On 4/15/17 11:15am CST one of our global packet gateway providers experienced a critical failure. This prevented SIMs from registering new packet switched (data) connections during the incident. Existing active cellular sessions were unaffected. The outage was resolved by the upstream provider and service was restored to full operation as of 12:35pm CST.
Cause of Failure
At 11:15am CST 4/15/17 the gateway provider's primary registration server failed due to exhausting its memory while buffering requests that became undeliverable following a connection disruption. The secondary registration server then experienced a similar failure due to 1.8M requests waiting to be synced.
Resolution and Recovery
Initial reports of service disruption were escalated to Hologram CTO and Engineering Lead. After internal monitoring systems and tests were confirmed as clear, Hologram upstream providers were contacted and Hologram engineering team was able to reproduce service outage conditions with new connection attempts that isolated the issue as being related to registration/authentication. Hologram team was then notified at 12:11pm CST by gateway provider that they were investigating the service incident, and it was resolved by the provider at 12:35pm CST. Hologram team then confirmed full system operations before marking incident status as Monitoring.
Fixes and Next Steps:
1. Follow-up call with gateway provider management (Complete 4/18/17)

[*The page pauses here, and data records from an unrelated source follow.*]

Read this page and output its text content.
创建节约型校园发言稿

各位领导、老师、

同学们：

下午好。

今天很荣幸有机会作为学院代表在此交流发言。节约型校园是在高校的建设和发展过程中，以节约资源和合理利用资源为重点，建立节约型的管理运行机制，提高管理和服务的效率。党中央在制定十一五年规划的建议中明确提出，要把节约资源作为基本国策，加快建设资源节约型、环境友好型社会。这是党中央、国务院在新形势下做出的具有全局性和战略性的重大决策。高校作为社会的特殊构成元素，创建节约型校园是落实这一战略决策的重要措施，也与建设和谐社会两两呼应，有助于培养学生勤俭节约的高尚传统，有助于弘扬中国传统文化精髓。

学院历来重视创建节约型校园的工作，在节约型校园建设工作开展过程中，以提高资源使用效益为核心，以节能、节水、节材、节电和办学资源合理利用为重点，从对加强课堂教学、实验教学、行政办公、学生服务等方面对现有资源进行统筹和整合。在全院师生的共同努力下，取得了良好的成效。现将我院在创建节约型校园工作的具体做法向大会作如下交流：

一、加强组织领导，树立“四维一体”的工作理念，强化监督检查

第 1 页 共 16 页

2. Technical call with provider engineering team (Next week)
3. Additional Hologram monitoring and watchdogs for gateway connections (In progress)
Apr 18, 18:45 CDT
We are investigating an incident that briefly occurred early this Saturday afternoon, where there was degraded performance affecting some users for devices attempting to attach (connect) to a tower. Already-connected devices were not affected. Customers should no longer be experiencing difficulty, but we are continuing to monitor along with network core engineers to ensure there are no continuing issues as well as looking into the underlying cause. If you do notice any issue, please contact Hologram Support.
Apr 15, 12:57 CDT